Git pack v4: next step, help required

Nicolas Pitre <nico@xxxxxxxxxxx> · Wed, 18 Sep 2013 13:40:23 -0400 (EDT)

I think the pack v4 format and compatibility code is pretty stable now, 
and probably as optimal as it can reasonably be.

@Junio: might be a good idea to refresh your pu branch again.

Now the biggest problem to solve is the actual tree 
"deltification".  I don't have the time to spend on this otherwise very 
interesting problem (IMHO at least) so I'm sending this request for help 
in the hope that more people would be keen to contribute their computing 
skills to solve this challenge.

I'll make a quick description of the pv4 tree encoding first and explain 
the problem to solve afterwards.

A pv4 tree is comprised of two types of records: immediate tree entry 
and tree sequence copy.

1) Immediate Tree Entry

This is made of the following tuple:

	<path component index>,{SHA1 reference index>

The path component index refers to the path dictionary table where path 
strings and file modes are uniquely stored.  The SHA1 index refers to 
the sorted SHA1 table as previously found in the pack index but which is 
now part of the pack file itself.  So on average a single tree entry may 
take between 1 to 2 bytes for the path component index and 1 to 3 bytes 
for the SHA1 index.

2) Tree Sequence Copy

This is used to literally copy a contiguous list of tree entries from 
another tree object.  This goes as follows:

	<tree entry where to start>,<number of entries to copy>
	[,<SHA1 index of the object to copy from>]

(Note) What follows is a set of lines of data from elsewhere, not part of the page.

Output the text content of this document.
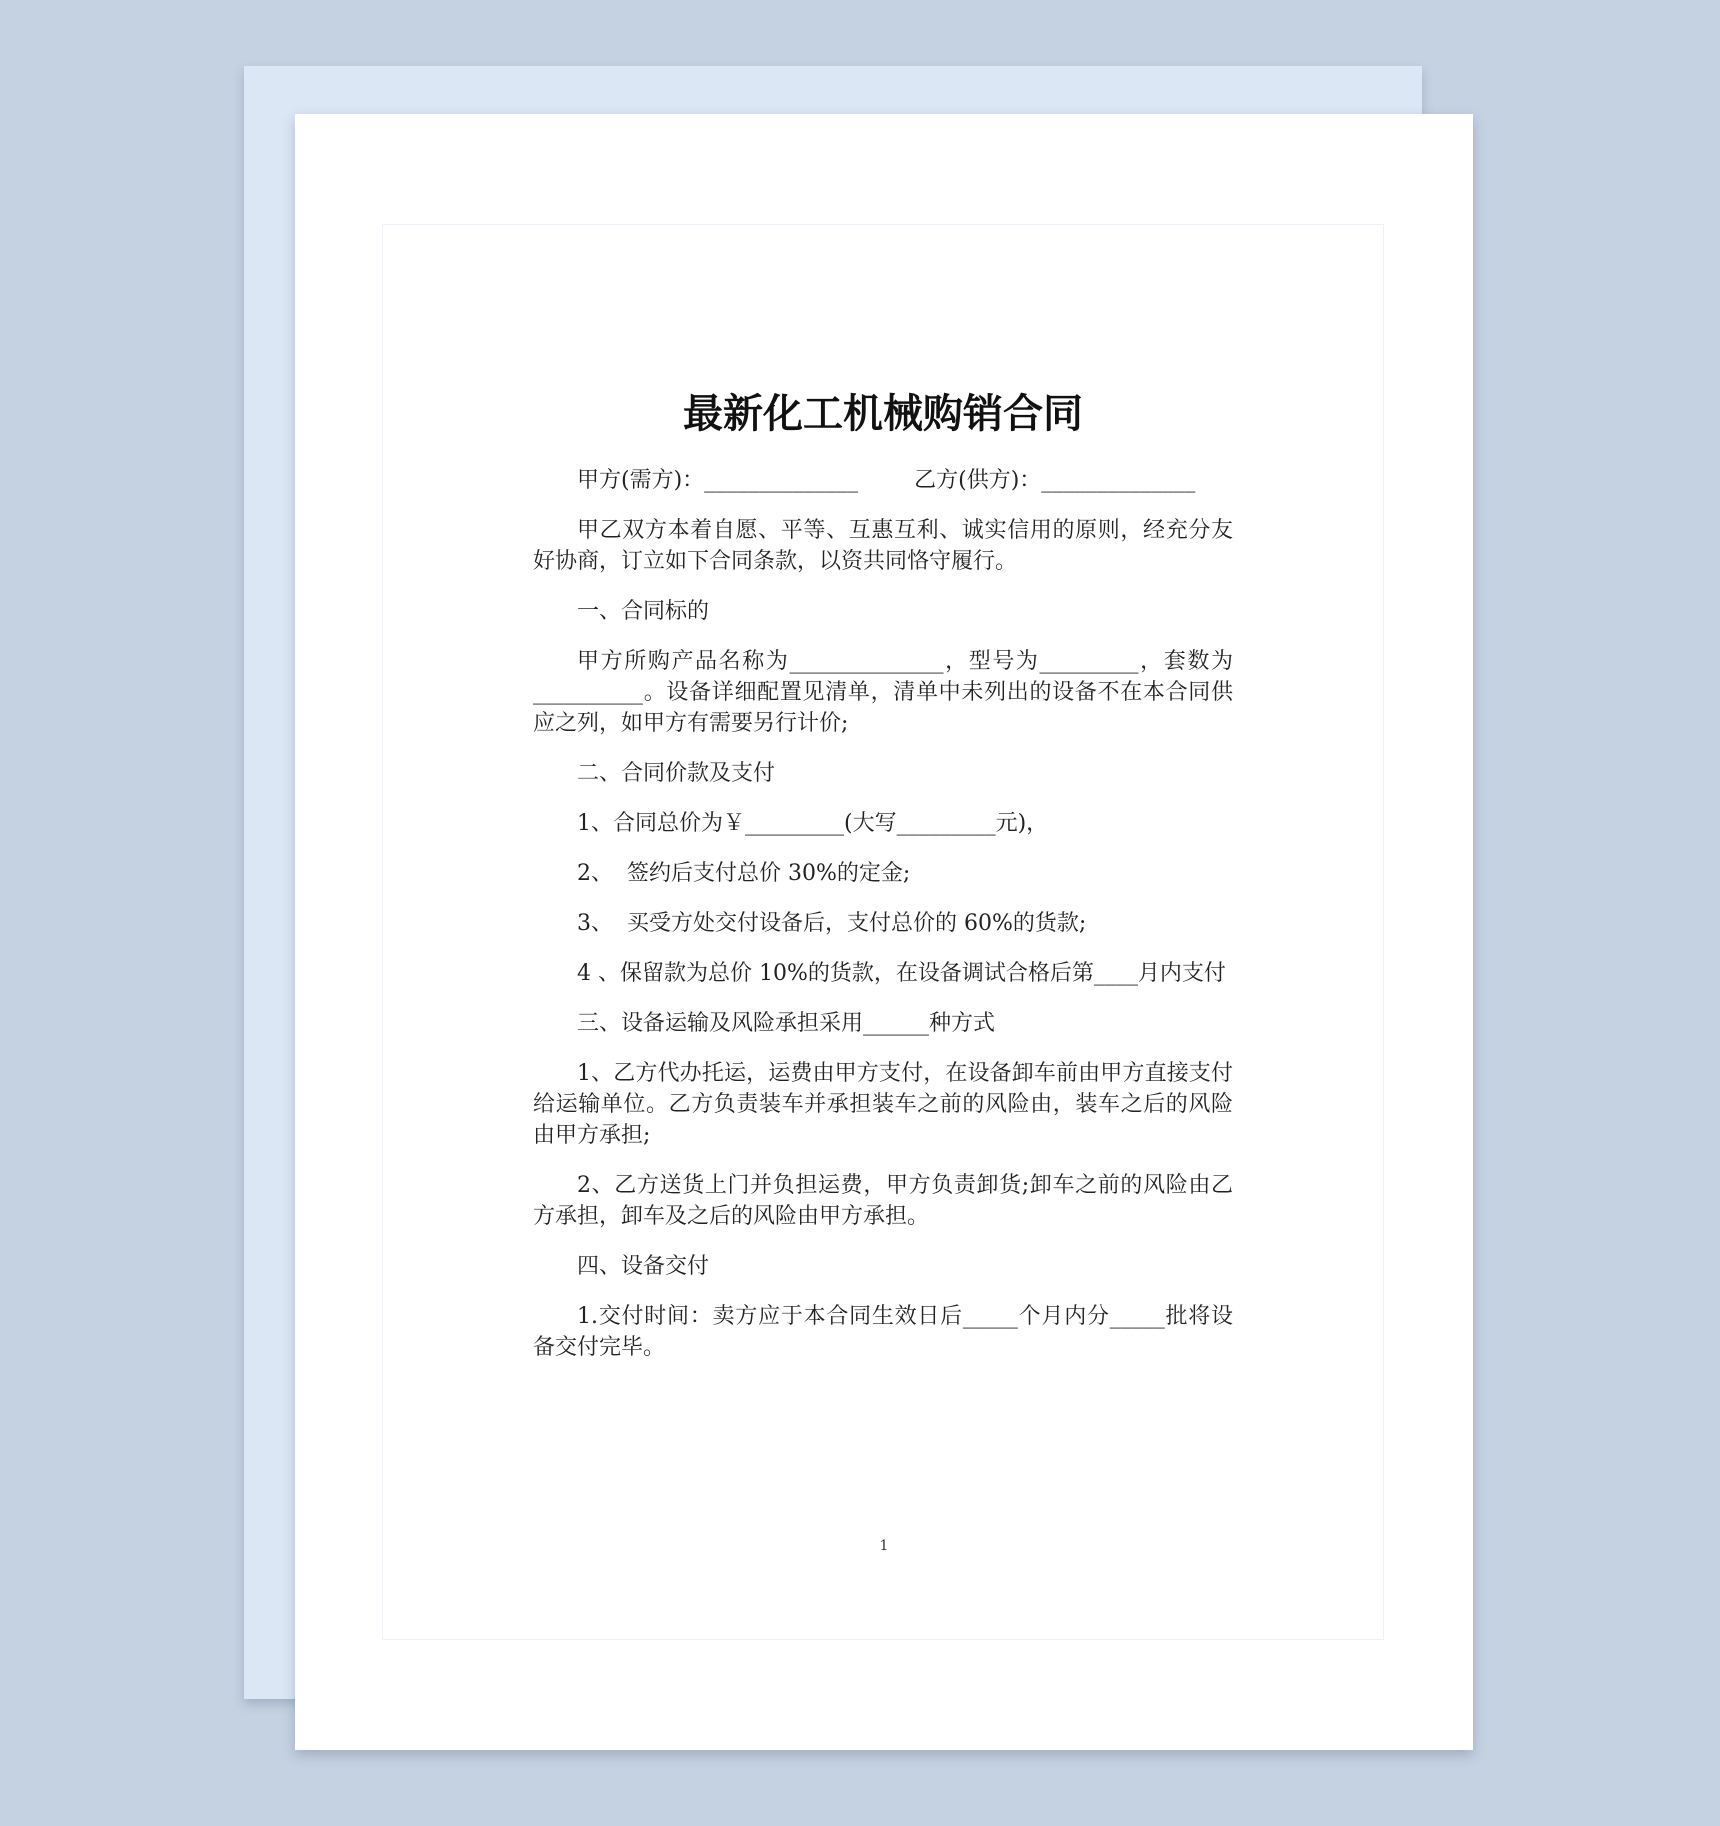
最新化工机械购销合同

甲方(需方)：______________        乙方(供方)：______________

甲乙双方本着自愿、平等、互惠互利、诚实信用的原则，经充分友好协商，订立如下合同条款，以资共同恪守履行。

一、合同标的

甲方所购产品名称为______________，型号为_________，套数为__________。设备详细配置见清单，清单中未列出的设备不在本合同供应之列，如甲方有需要另行计价;

二、合同价款及支付

1、合同总价为￥_________(大写_________元)，

2、  签约后支付总价 30%的定金;

3、  买受方处交付设备后，支付总价的 60%的货款;

4 、保留款为总价 10%的货款，在设备调试合格后第____月内支付

三、设备运输及风险承担采用______种方式

1、乙方代办托运，运费由甲方支付，在设备卸车前由甲方直接支付给运输单位。乙方负责装车并承担装车之前的风险由，装车之后的风险由甲方承担;

2、乙方送货上门并负担运费，甲方负责卸货;卸车之前的风险由乙方承担，卸车及之后的风险由甲方承担。

四、设备交付

1.交付时间：卖方应于本合同生效日后_____个月内分_____批将设备交付完毕。

1
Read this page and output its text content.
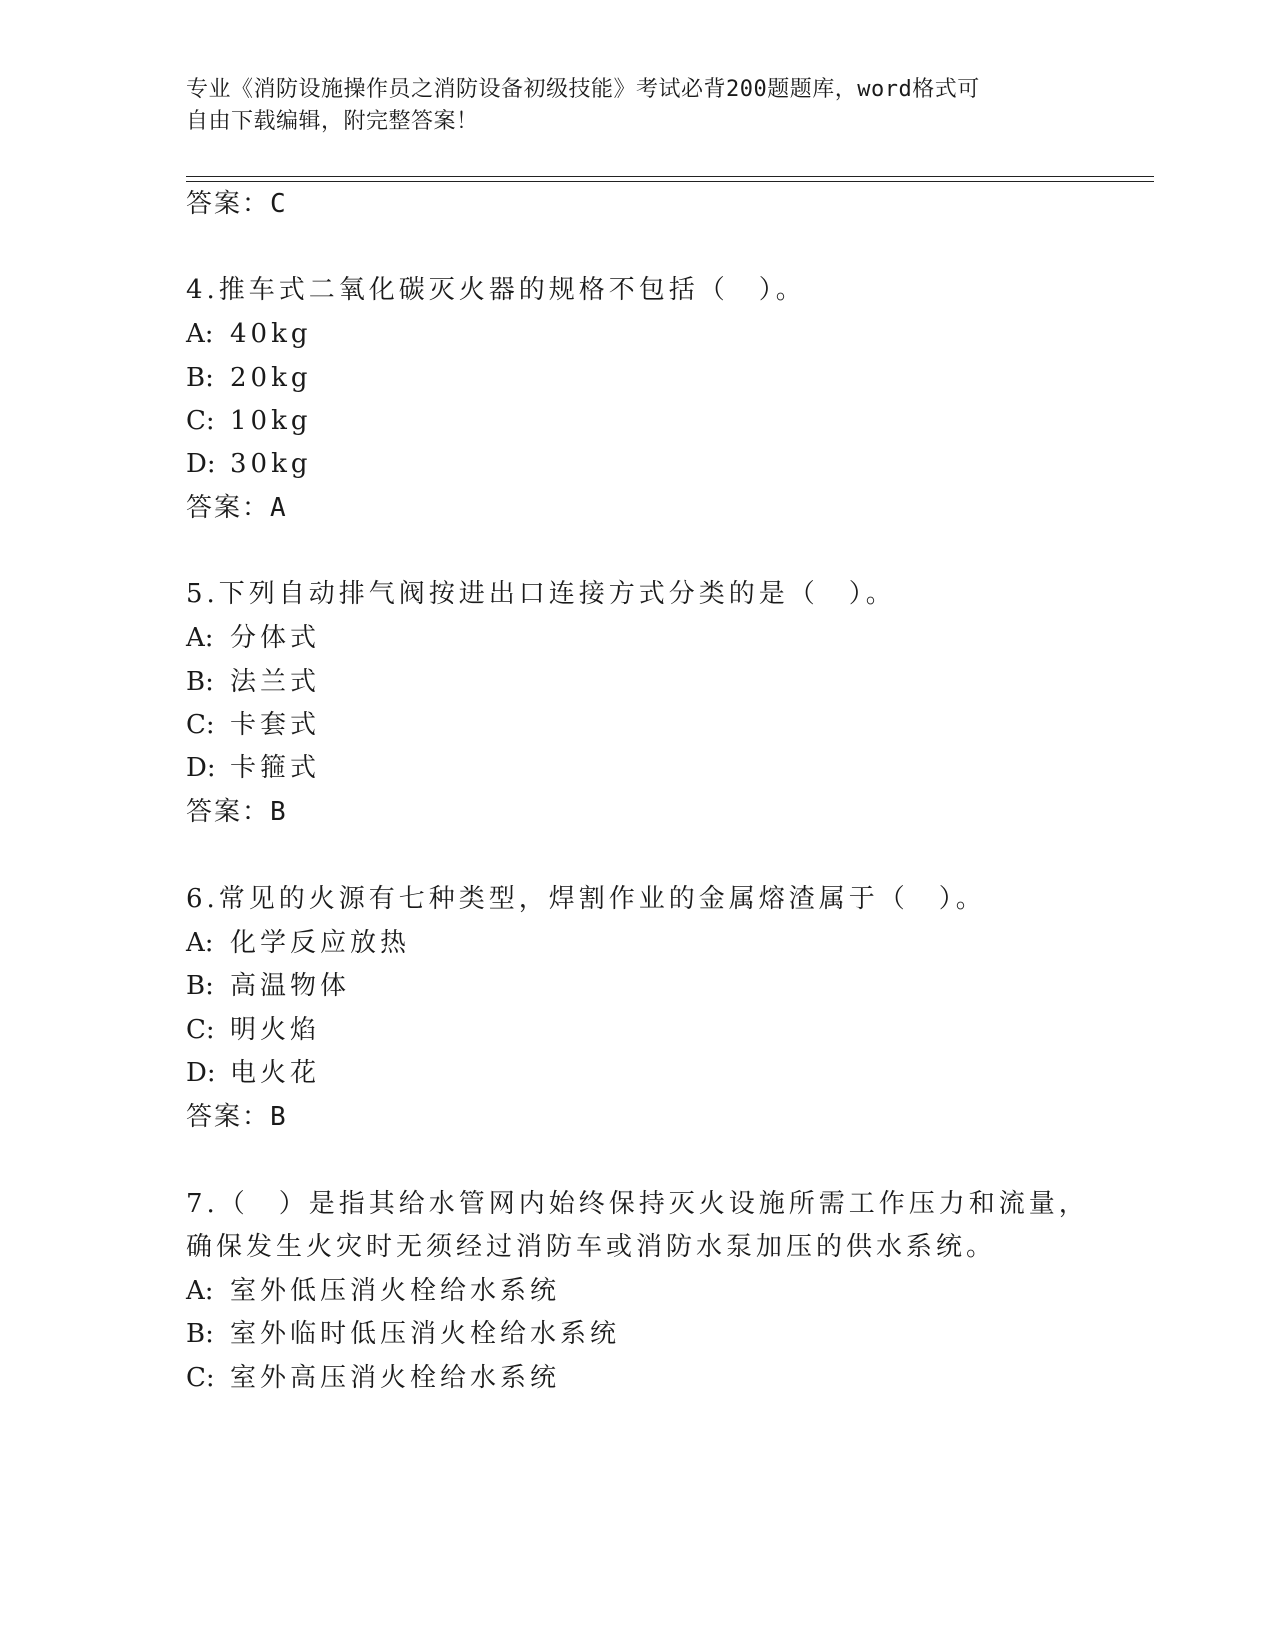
专业《消防设施操作员之消防设备初级技能》考试必背200题题库，word格式可
自由下载编辑，附完整答案！
答案：C
4.推车式二氧化碳灭火器的规格不包括（　）。
A: 40kg
B: 20kg
C: 10kg
D: 30kg
答案：A
5.下列自动排气阀按进出口连接方式分类的是（　）。
A: 分体式
B: 法兰式
C: 卡套式
D: 卡箍式
答案：B
6.常见的火源有七种类型，焊割作业的金属熔渣属于（　）。
A: 化学反应放热
B: 高温物体
C: 明火焰
D: 电火花
答案：B
7.（　）是指其给水管网内始终保持灭火设施所需工作压力和流量，
确保发生火灾时无须经过消防车或消防水泵加压的供水系统。
A: 室外低压消火栓给水系统
B: 室外临时低压消火栓给水系统
C: 室外高压消火栓给水系统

So instead of having arbitrary copying of data like in delta objects, we 
refer directly to tree entries in another object.  The big advantage 
here is that the tree walker may directly jump to the copied object 
without having to do any delta patching and caching. The SHA1 index is 
optional if it refers to the same copied object as the previous tree 
sequence copy record in this tree object.  And another possible 
optimization for the tree walker when enumerating objects is to skip the 
copy entry entirely if the object being copied from has already been 
enumerated.

The size of this entry is more variable and is typically between 1 to 2 
bytes for the start index, 1 to 2 bytes for the copy size, and 0 to 3 
bytes for the SHA1 index.

So... what to do with this?

Currently the "deltification" is achieved using a pretty dumb heuristic 
which is to simply take each tree object in a pack v2 with their 
corresponding base delta object and perform a straight conversion into 
pack v4 tree format i.e. use copy records whenever possible as long as 
they represent a space saving over the corresponding immediate tree 
entries (which is normally the case).

However this is rather sub-optimal for two reasons:

1) This doesn't benefit from the ability to use multiple base objects to 
   copy from and is potentially missing on additional opportunities for 
   copy sequences which are not possible in the selected base object 
   from the pack v2 delta base selection. Pack v4 is already quite 
   smaller than pack v2 yet it might possibly be smaller still.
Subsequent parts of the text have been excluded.